Il concerto si basa su un programma dal forte contenuto antiquario. In una parte della sua responsabilità di compositore, Monteverdi affida la carica di protagonista al repertorio dei primi momenti della polifonia (circa 1150), diciamo il periodo cistercense della storia sociale dell’arte, della cattedrale di Chartres o di S. Maria Maggiore a Ferentino.
Il metodo del canto fermo ha inaugurato la polifonia, cioè la geminazione o gemmazione del monolito gregoriano. Nel Magnificat tale tecnica, capace di trasfigurare un meccanismo elementare nella esaltazione o apoteosi del pensiero umano, è talmente evidente da essere compresa anche dai profani.

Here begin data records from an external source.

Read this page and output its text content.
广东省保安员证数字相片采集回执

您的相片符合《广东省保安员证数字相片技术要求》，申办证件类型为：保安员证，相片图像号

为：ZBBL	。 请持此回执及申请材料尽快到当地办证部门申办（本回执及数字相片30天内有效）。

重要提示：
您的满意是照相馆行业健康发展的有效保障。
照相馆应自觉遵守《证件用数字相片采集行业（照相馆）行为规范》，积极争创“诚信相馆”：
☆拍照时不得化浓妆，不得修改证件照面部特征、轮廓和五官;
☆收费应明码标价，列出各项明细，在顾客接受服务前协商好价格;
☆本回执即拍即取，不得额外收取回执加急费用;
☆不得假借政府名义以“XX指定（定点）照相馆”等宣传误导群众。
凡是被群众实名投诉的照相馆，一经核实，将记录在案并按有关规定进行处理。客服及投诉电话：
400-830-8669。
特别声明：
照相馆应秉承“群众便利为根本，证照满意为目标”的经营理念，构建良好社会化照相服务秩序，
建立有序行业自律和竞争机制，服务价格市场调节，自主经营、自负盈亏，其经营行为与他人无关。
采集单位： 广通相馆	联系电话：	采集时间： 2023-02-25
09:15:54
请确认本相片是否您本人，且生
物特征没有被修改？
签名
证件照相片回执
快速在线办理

Altro elemento delle origini, cioè “prisco”, è il contrappunto, cioè la musica canonica stretta del “Gloria” in cui la imitazione delle parti si gioca alla distanza prodigiosa di un solo “tactus”.
“Ludus musicus” per antonomasia è la ripetizione ostinata del basso nel Laetatus Sum, segno distintivo di un gioco di abilità funambolesca di cui Monteverdi appare l’impareggiabile giocoliere.
Il vero dilemma è l’apparente discrepanza o incompatibilità tra la frequentazione delle forme arcaiche e la sua statura di indiscutibile protagonista dell’azione musicale del seicento.
Questo grande e affascinante quesito stilistico e morale è qui appena enunciato. Ma è perfino troppo chiaro il pensiero del grande rivoluzionario barocco: ogni evoluzione è possibile soltanto attraverso la modulazione del grado di adattamento o di critica della ragione e del patrimonio storico.